Bank of America Nat. Trust & Sav. Ass’n (2000) 82
Cal.App.4th 882, 891-92.)
Moreover, whether a
landlord has a duty to prevent or control dangerous conditions on a property
related to injuries suffered from an animal, depends on the landlord’s
knowledge of an animal’s vicious nature. (Donchin v. Guerrero (1995) 34
Cal.App.4th 1832, 1838-39.) “It should be
emphasized that a duty of care may not be imposed on a landlord without proof
that he knew of the dog and its dangerous propensities.” (Uccello,
44 Cal.App.3d at 514.) Further, because the harboring of pets is such an
important part of our way of life and because the exclusive possession of
rented premises normally is vested in the tenant, actual knowledge and not mere
constructive knowledge is required. (Id.)
Defendant
presents evidence that it is the owner of the property where Plaintiff was
bitten by Moses. (UMF Nos. 1-3, 14.) Both Defendants Pelkey and Nuttall were
unaware of any prior incidents with the chihuahua, vicious propensities, or any
complaints whatsoever about the chihuahua. (UMF Nos. 27-29.) If the owner of the subject chihuahua and
the walker of the subject chihuahua had no knowledge of any vicious propensity,
then Defendant argues it certainly could not have any such knowledge. Moreover,
nobody ever told Defendant that they believed the chihuahua was dangerous or
vicious prior to the incident. (UMF No. 31; Kagianaris Decl., ¶ 5.)
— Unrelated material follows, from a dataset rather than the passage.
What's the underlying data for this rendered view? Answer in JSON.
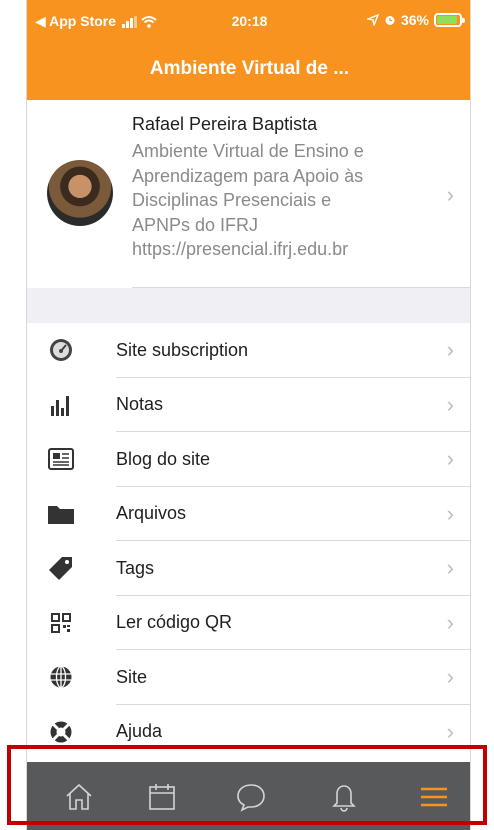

Defendant did not receive any pre-incident complaints regarding the chihuahua.
(Kagianaris Decl., ¶ 6.)
Defendant was not aware of any incident where the chihuahua bit or attacked
anyone else. (Id., ¶ 7.)
Defendant is not
liable for Plaintiff’s injuries unless Defendant actually knew that the subject
dog involved in the incident was dangerous. (Uccello, 44
Cal.App.3d at 510-11.) As a result, Defendant has met its burden on
summary judgment as to the cause of action for negligence as it has presented evidence
that it did not know of the dog’s dangerous or vicious tendencies. The burden
shifts to Plaintiff to establish triable issues of fact.
As discussed
above, Plaintiff has not filed an opposition, and thus, has failed to show
there are triable issues of fact regarding whether Defendant knew of the dog’s
vicious or dangerous tendencies in order to hold Defendant liable under a cause
of action for negligence. As such, summary adjudication is granted as to the
negligence cause of action.
Conclusion
Based on the foregoing, Defendant’s motion for summary
judgment is GRANTED.
Moving party is ordered to give notice.